Having been bron into the under-uber-class, moved within the uppers of argentine class, intellectually/artistically cocksucked my way into the middle class and then decided I liked it better where I satrted out, I have to say that at least us working class'ers are honest - we tell you straight up we think things are shit (btw momus - i don't include you in this category, and I actually value a fair bit of yr argument here) even when we move between cultures ie patti smith escpaed new jersey working class life went via rimbaud and then back to suburban motherhood...
I don't think there's anything particularly bad momus with you not seeking out steelworkers...there is something wrong with automatically dismissing them without knowing any of them, and broad generalisations and the such, but if you want to hang out with artists...well ok, cool...
Diversity is interesting, it's at times exciting, but it's also incredibly banal - I live in a multi-cultural block of lfats and all our shit stinks.
― Queen G, Sunday, 14 April 2002 00:00 (twenty-two years ago) link
― ethan, Sunday, 14 April 2002 00:00 (twenty-two years ago) link
John Peel: Well, I always hoped there'd be some kind of cross-fertilisation. I'd like people who listen to Radio 4 to listen to Radio 1 and vice versa. I don't think many do to be honest. The thing is, the Radio 1 programmes apparently have the highest number of listeners under 16, which is a source of great pleasure to me. If they start listening to Radio 4, that's good for Radio 4. We've always been told the average Radio 4 listener is about the age of 80.'
So some of those 80 year olds are tuning in to hear the Rechenzentrum session on Peel's Radio 1 show, then, after being drawn in by innocuous human interest stories on Home Truths? I think not. Rechenzentrum's world is full of the 'otherness' that Home Truths avoids like the plague.
Peel seems to be suggesting that, at around the age of 16, people might be interested in that otherness, but later they'll settle back into 'normality', which means reproducing themselves. So, in a life with seven decades in it, you might spend one decade toying with 'the extraordinary' (the world of art, of drugs, of dreams, 'perfumed garden'-style sex, lifestyle experiments) and the other six preoccupied with family matters, with repetition and reproduction and tradition. It's just a dismally conservative view of life.
― mike hanle y, Sunday, 14 April 2002 00:00 (twenty-two years ago) link
On another note (and somewhat playing devil's advocate), I'm sure you're finding Japan to be a country free of concerns such as family matters and tradition.

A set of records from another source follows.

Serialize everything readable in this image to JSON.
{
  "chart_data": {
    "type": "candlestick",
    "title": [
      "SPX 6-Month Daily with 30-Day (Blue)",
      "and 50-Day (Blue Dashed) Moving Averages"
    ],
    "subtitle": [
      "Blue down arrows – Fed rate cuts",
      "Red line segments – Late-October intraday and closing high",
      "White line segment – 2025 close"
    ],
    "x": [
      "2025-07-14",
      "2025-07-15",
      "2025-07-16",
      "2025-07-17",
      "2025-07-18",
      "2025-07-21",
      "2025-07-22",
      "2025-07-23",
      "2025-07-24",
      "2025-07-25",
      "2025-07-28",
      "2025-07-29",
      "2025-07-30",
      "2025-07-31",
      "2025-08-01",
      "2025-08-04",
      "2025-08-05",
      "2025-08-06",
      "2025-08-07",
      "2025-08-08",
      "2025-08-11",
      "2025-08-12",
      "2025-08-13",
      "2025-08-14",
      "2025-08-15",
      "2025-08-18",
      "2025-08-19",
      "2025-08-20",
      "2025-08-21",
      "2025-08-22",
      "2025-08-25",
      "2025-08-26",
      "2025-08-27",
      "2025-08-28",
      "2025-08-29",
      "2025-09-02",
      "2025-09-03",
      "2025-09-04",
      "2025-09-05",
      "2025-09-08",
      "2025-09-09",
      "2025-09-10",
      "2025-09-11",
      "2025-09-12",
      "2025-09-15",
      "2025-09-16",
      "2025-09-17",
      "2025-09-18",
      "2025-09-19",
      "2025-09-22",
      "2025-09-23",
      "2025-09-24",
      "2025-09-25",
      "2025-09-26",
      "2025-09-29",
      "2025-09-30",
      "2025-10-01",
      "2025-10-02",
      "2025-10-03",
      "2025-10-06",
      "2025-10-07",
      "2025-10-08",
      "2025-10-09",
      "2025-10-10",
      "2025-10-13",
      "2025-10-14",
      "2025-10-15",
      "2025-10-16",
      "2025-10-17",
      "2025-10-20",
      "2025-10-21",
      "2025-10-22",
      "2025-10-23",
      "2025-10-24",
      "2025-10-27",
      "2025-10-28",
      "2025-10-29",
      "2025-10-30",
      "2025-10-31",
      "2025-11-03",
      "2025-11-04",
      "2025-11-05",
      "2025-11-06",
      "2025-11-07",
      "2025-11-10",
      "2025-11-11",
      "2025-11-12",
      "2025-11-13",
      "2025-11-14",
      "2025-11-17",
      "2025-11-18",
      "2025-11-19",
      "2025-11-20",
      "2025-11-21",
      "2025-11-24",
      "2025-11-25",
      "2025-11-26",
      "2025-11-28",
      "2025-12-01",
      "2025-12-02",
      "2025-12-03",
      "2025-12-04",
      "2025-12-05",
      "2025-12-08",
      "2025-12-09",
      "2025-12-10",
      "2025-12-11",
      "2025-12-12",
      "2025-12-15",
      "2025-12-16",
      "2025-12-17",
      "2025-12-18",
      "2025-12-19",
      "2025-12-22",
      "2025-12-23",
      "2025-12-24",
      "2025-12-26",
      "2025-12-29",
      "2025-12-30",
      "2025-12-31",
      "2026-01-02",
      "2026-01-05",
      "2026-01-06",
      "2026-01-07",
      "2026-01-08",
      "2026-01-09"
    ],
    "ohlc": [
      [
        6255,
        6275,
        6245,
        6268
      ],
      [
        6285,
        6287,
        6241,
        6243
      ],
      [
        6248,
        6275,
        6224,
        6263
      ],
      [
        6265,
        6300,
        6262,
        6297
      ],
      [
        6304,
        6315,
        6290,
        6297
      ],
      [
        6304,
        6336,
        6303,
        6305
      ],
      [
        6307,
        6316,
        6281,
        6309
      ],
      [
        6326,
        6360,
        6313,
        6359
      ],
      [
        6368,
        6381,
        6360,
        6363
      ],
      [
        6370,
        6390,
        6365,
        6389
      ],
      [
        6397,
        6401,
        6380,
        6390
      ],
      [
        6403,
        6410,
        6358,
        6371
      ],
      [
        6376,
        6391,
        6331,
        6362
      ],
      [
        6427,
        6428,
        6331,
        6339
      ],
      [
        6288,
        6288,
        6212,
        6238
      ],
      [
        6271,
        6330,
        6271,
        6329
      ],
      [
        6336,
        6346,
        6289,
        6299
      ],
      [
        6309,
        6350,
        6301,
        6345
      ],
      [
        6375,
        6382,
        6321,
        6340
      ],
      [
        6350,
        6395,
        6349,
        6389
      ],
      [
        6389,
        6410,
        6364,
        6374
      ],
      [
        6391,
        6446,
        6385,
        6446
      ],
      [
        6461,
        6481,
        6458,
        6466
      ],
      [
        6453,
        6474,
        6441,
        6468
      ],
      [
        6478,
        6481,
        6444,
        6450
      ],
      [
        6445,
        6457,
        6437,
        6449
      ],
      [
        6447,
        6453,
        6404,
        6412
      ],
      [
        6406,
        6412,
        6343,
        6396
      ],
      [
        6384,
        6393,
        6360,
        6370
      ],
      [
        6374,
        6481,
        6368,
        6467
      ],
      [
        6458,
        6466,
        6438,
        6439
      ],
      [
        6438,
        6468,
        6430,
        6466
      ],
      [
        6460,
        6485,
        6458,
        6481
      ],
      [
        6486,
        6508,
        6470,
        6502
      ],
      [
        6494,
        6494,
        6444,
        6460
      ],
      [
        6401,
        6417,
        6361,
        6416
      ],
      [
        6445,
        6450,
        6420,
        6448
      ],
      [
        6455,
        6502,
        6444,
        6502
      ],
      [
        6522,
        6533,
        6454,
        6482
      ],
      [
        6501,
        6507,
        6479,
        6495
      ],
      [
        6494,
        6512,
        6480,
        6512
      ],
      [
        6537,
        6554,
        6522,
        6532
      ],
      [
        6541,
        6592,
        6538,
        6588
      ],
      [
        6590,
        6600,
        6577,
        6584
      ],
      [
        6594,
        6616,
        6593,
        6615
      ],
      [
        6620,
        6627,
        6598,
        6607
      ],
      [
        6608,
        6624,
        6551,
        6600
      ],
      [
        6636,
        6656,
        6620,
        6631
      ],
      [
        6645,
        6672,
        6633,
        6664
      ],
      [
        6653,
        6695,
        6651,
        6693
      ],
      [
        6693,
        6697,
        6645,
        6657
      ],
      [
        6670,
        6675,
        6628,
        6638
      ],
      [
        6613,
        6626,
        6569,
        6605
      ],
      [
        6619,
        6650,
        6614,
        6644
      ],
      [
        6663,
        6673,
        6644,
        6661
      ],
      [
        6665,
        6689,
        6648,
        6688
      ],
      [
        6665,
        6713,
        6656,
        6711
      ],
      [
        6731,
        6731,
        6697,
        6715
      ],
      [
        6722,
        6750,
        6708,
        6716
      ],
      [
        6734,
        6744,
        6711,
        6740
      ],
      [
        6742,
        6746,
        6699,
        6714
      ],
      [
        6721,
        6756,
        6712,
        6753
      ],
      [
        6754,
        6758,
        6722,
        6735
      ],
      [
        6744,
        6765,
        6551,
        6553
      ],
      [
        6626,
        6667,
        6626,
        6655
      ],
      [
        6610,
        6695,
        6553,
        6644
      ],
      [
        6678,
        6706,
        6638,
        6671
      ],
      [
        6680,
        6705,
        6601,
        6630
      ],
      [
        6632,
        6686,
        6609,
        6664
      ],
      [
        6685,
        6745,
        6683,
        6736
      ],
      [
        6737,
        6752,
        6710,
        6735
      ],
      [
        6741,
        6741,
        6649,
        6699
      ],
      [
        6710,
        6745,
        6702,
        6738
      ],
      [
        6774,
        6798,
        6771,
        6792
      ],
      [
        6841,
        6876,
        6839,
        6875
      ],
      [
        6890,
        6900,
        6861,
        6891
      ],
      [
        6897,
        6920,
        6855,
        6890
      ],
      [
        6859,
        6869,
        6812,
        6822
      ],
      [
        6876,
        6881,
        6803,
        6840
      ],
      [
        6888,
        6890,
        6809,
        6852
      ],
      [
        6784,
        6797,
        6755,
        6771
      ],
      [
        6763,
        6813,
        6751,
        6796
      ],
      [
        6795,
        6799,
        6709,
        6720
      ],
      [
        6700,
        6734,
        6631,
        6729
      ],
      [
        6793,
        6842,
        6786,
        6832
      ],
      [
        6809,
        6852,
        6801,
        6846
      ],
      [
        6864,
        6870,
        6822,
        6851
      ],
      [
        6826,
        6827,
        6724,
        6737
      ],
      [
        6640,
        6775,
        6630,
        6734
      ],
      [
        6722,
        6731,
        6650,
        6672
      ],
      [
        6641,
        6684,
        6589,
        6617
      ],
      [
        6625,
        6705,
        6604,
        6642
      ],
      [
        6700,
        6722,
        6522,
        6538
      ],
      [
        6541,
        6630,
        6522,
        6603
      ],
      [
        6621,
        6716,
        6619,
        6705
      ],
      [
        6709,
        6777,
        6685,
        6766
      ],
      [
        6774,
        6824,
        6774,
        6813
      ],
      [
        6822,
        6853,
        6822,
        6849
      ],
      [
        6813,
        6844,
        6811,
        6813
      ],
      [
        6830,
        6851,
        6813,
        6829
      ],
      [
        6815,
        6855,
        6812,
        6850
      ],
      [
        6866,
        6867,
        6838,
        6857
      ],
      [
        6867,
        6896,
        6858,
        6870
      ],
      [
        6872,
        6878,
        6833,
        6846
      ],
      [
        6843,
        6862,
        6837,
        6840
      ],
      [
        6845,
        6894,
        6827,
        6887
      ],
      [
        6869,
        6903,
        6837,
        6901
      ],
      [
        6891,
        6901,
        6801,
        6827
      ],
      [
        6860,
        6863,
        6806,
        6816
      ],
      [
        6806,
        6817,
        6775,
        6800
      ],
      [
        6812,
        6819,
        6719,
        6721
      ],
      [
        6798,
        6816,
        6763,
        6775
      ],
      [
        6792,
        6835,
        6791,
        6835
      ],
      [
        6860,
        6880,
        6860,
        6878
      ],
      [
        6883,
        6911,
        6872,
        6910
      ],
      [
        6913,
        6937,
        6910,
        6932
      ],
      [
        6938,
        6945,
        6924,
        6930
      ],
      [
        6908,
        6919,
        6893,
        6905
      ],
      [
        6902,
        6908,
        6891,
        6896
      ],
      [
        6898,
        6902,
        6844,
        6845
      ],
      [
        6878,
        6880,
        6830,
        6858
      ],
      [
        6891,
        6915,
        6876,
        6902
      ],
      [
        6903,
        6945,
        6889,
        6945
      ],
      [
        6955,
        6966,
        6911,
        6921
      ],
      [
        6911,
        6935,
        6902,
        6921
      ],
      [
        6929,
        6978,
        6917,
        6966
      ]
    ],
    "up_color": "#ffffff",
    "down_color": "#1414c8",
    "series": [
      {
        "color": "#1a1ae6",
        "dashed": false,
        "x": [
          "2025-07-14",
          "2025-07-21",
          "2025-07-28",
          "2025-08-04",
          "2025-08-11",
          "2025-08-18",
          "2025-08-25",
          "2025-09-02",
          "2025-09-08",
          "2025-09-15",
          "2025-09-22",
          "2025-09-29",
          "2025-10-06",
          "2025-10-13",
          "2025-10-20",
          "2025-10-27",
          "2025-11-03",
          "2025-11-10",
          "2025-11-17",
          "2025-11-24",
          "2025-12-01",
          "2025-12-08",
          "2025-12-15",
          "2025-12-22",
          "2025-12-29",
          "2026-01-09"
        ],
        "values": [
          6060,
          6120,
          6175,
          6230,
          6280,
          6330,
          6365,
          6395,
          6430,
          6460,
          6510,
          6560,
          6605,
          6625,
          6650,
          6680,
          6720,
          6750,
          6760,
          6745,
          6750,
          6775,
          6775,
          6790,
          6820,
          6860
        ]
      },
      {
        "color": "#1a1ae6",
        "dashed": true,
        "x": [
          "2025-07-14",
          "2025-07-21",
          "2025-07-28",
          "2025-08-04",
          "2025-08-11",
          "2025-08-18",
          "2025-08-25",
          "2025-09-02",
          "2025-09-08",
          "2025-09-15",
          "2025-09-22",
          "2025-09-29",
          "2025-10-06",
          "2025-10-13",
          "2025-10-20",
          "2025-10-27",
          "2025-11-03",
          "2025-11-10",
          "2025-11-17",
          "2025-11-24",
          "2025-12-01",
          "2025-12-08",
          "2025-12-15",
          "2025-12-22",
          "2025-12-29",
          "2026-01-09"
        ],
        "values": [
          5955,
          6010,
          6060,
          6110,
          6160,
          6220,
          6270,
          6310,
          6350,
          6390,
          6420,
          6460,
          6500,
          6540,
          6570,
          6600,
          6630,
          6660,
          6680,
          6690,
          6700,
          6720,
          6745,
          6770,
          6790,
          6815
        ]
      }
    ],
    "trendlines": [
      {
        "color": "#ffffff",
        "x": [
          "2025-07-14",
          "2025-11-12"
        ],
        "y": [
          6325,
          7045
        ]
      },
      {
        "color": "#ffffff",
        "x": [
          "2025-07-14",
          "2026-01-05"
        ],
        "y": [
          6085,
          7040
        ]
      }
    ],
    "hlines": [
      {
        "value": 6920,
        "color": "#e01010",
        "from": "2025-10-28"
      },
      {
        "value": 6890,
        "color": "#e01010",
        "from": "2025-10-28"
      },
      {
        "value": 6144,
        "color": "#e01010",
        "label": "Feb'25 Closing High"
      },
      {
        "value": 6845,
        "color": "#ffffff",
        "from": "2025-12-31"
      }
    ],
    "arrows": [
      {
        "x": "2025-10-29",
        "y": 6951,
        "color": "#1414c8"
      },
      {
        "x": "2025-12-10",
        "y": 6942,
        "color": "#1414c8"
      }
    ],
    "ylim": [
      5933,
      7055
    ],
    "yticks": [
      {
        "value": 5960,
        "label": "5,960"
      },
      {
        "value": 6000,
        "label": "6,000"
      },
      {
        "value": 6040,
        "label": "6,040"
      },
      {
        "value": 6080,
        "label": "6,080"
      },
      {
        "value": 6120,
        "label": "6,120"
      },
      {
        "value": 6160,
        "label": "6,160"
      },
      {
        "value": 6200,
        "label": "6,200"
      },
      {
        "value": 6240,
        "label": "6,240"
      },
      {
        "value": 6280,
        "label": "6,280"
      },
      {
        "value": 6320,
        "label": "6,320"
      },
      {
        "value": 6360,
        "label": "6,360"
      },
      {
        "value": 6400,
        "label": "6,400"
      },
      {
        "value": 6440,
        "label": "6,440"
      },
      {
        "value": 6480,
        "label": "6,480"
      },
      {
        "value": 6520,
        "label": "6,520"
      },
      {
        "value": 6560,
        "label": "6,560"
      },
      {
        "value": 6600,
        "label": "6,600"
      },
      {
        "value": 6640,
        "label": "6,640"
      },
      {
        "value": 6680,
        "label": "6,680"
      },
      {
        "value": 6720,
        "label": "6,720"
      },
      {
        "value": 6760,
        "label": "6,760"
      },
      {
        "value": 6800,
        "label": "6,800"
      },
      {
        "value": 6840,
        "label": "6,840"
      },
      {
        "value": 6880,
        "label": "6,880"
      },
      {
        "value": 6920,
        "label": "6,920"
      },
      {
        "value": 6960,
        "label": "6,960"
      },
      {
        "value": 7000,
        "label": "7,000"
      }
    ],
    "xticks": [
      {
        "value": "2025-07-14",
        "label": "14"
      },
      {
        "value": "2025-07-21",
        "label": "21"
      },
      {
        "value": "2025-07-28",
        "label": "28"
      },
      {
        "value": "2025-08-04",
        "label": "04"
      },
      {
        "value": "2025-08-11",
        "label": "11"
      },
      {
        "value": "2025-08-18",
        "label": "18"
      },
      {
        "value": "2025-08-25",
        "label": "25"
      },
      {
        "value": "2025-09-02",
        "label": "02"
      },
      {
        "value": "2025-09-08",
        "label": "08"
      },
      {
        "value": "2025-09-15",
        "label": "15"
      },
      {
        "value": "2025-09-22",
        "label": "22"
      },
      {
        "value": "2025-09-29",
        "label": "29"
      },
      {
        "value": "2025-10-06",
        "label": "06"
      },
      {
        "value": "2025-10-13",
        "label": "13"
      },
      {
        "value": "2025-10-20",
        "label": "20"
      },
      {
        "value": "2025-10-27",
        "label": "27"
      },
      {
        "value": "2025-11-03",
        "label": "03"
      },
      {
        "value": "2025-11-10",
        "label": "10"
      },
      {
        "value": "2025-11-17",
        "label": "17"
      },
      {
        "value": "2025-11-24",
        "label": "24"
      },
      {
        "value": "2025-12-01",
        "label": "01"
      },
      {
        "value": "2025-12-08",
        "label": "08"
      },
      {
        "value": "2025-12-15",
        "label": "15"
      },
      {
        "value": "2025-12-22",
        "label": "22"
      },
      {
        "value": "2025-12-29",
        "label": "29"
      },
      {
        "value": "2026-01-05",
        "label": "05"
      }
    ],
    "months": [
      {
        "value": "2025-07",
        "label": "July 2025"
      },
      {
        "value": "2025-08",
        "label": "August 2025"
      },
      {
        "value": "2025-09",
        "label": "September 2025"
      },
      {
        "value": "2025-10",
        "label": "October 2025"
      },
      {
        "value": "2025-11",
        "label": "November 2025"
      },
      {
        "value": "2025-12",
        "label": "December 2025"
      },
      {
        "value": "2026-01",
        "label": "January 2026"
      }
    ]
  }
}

― minna, Sunday, 14 April 2002 00:00 (twenty-two years ago) link
― DG, Sunday, 14 April 2002 00:00 (twenty-two years ago) link
Because my contributions to this thread are so important, I'm asking readers to mentally delete this sentence from my post.
― david h, Sunday, 14 April 2002 00:00 (twenty-two years ago) link
(also wasn't that the guy who tried to date ronan?)
As a gay man, I guess I'm glad I'll live a life that is different than the oft-travelled path of eveyone else... but I also am somewhat envious of the time-tested charms of marriage, family, etc. I think the family is ideally the foundation for you to build on, not a stone around your neck. Of course, the outcome depends on the decisions you make and the attitude you have.